Colorado's Equal Pay for Equal Work Act (EPEWA) made Colorado the first US state to require salary ranges in job postings when it took effect on January 1, 2021. Five years on, Colorado's law remains one of the two most demanding pay transparency statutes in the United States — alongside Washington's SB 5761 — and its enforcement record offers lessons for every employer navigating the increasingly complex pay transparency landscape.
What EPEWA requires
Colorado's law requires three distinct disclosures in every job posting, for every employer regardless of size. This is different from most other state laws, which have employee-count thresholds. In Colorado, even a two-person company must comply when posting a job.

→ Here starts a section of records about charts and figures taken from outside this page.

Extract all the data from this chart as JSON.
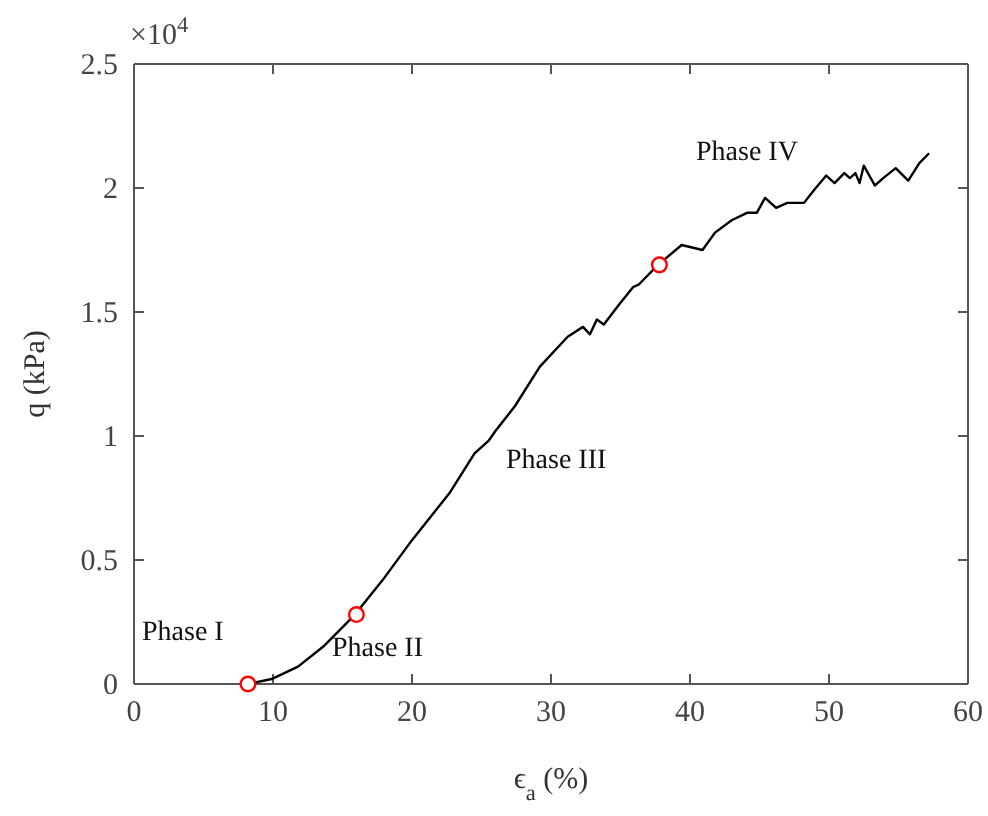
{
  "chart_data": {
    "type": "line",
    "xlabel": "ϵ$_{a}$ (%)",
    "ylabel": "q (kPa)",
    "xlim": [
      0,
      60
    ],
    "xticks": [
      0,
      10,
      20,
      30,
      40,
      50,
      60
    ],
    "ylim": [
      0,
      2.5
    ],
    "yticks": [
      0,
      0.5,
      1,
      1.5,
      2,
      2.5
    ],
    "grid": false,
    "series": [
      {
        "color": "#000000",
        "marker": "none",
        "x": [
          8.2,
          9.9,
          11.8,
          13.6,
          15.9,
          17.9,
          20.0,
          22.7,
          24.5,
          25.5,
          26.0,
          27.4,
          29.2,
          31.2,
          32.3,
          32.8,
          33.3,
          33.8,
          34.9,
          35.9,
          36.3,
          37.7,
          39.4,
          40.9,
          41.8,
          43.0,
          44.1,
          44.8,
          45.4,
          46.2,
          47.0,
          48.2,
          48.9,
          49.8,
          50.4,
          51.1,
          51.5,
          51.9,
          52.2,
          52.5,
          53.3,
          53.9,
          54.8,
          55.7,
          56.5,
          57.2
        ],
        "values": [
          0,
          0.02,
          0.07,
          0.15,
          0.28,
          0.42,
          0.58,
          0.77,
          0.93,
          0.98,
          1.02,
          1.12,
          1.28,
          1.4,
          1.44,
          1.41,
          1.47,
          1.45,
          1.53,
          1.6,
          1.61,
          1.69,
          1.77,
          1.75,
          1.82,
          1.87,
          1.9,
          1.9,
          1.96,
          1.92,
          1.94,
          1.94,
          1.99,
          2.05,
          2.02,
          2.06,
          2.04,
          2.06,
          2.02,
          2.09,
          2.01,
          2.04,
          2.08,
          2.03,
          2.1,
          2.14
        ]
      },
      {
        "type": "scatter",
        "color": "#ff0000",
        "marker": "circle",
        "x": [
          8.2,
          16.0,
          37.8
        ],
        "values": [
          0,
          0.28,
          1.69
        ]
      }
    ],
    "annotations": [
      "×10$^{4}$",
      "Phase I",
      "Phase II",
      "Phase III",
      "Phase IV"
    ]
  }
}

1. Compensation disclosure. The hourly or salary rate or range for the position — a genuine minimum and maximum. "Competitive compensation" or "market rate" is explicitly non-compliant.
2. Benefits description. A general description of all benefits being offered, including health care, retirement, paid time off, and any other material compensation. This is significantly more demanding than other states. Colorado's CDLE updated its enforcement guidance in January 2026 to clarify that vague phrases like "competitive benefits package" are non-compliant. Employers must name specific benefit categories.
3. Bonus and other compensation. A description of any bonuses, commissions, profit-sharing, or other incentive compensation offered for the position. If a role is eligible for an annual performance bonus, the posting must say so and describe the bonus program.
Enforcement: five years of precedent
The Colorado Department of Labor and Employment (CDLE) enforces EPEWA primarily through a complaints-based system, with increasingly active proactive audits of high-volume posting employers. Key enforcement statistics through early 2026:
- Over 600 formal investigations opened since January 2021
- Fines ranging from $500 to $10,000 per posting violation
- Largest single fine: $2.1 million against a large technology company for 210+ non-compliant postings over an extended period
- CDLE increasingly targeting remote role postings where employers attempt to exclude Colorado residents
The benefits disclosure requirement in practice
Colorado's benefits disclosure requirement is unique among US state laws and catches many employers off guard. Following the January 2026 enforcement guidance update, a compliant Colorado benefits disclosure must:
- Name specific benefit types (e.g., "medical, dental, and vision insurance" rather than "health benefits")
- Indicate any employer contribution to insurance premiums if material (e.g., "employer covers 80% of employee premium")
- Describe retirement benefits (e.g., "401(k) with 4% employer match" or "pension plan")
- Describe PTO policy (e.g., "unlimited PTO" or "15 days PTO annually, increasing with tenure")
- Note any other significant benefits (equity, professional development budget, etc.)
The CDLE has confirmed that this level of specificity is expected. Employers who include vague benefits language in Colorado postings are not in compliance even if they include a salary range.
How Colorado compares to other active state laws
Colorado and Washington are consistently the most demanding US states. Here's how Colorado compares to other major jurisdictions:
- vs. New York City: NYC requires only a salary range. Colorado requires salary range + benefits + bonus. NYC has a higher maximum fine ($500K aggregate vs. $10K per posting).
- vs. California: California requires salary range for employers with 15+ employees. Colorado applies to all employers.
- vs. Washington: Both require salary range + benefits + bonus. Washington has slightly more flexibility for wage-scale roles; both require similar levels of benefits specificity following their respective guidance updates.
- vs. Illinois, New Jersey (2025): Both require salary range only. Colorado's requirements are significantly more demanding.
Building a Colorado-compliant posting template
Because Colorado's requirements are the most demanding, the standard approach for national employers is to build a posting template that satisfies Colorado — and then use it everywhere. This "Colorado-first" approach automatically satisfies every other active US state law, since all other laws require only a subset of what Colorado requires.
See our salary range best practices guide for a complete posting template and guidance on writing compliant ranges. For multi-state employers managing Colorado alongside other jurisdictions, see our remote work compliance guide for how the requirements stack.
What's changed since 2021
Colorado's pay transparency landscape has evolved significantly since EPEWA took effect. The most important developments: (1) the benefits disclosure guidance update in January 2026 raising the specificity bar, (2) the CDLE's position on geographic exclusions hardening against employers attempting to exclude Colorado residents from remote postings, and (3) the increase in proactive audits targeting large employers with high-volume postings. Employers who were technically compliant under the original 2021 requirements may need to review their postings against the current, stricter standard.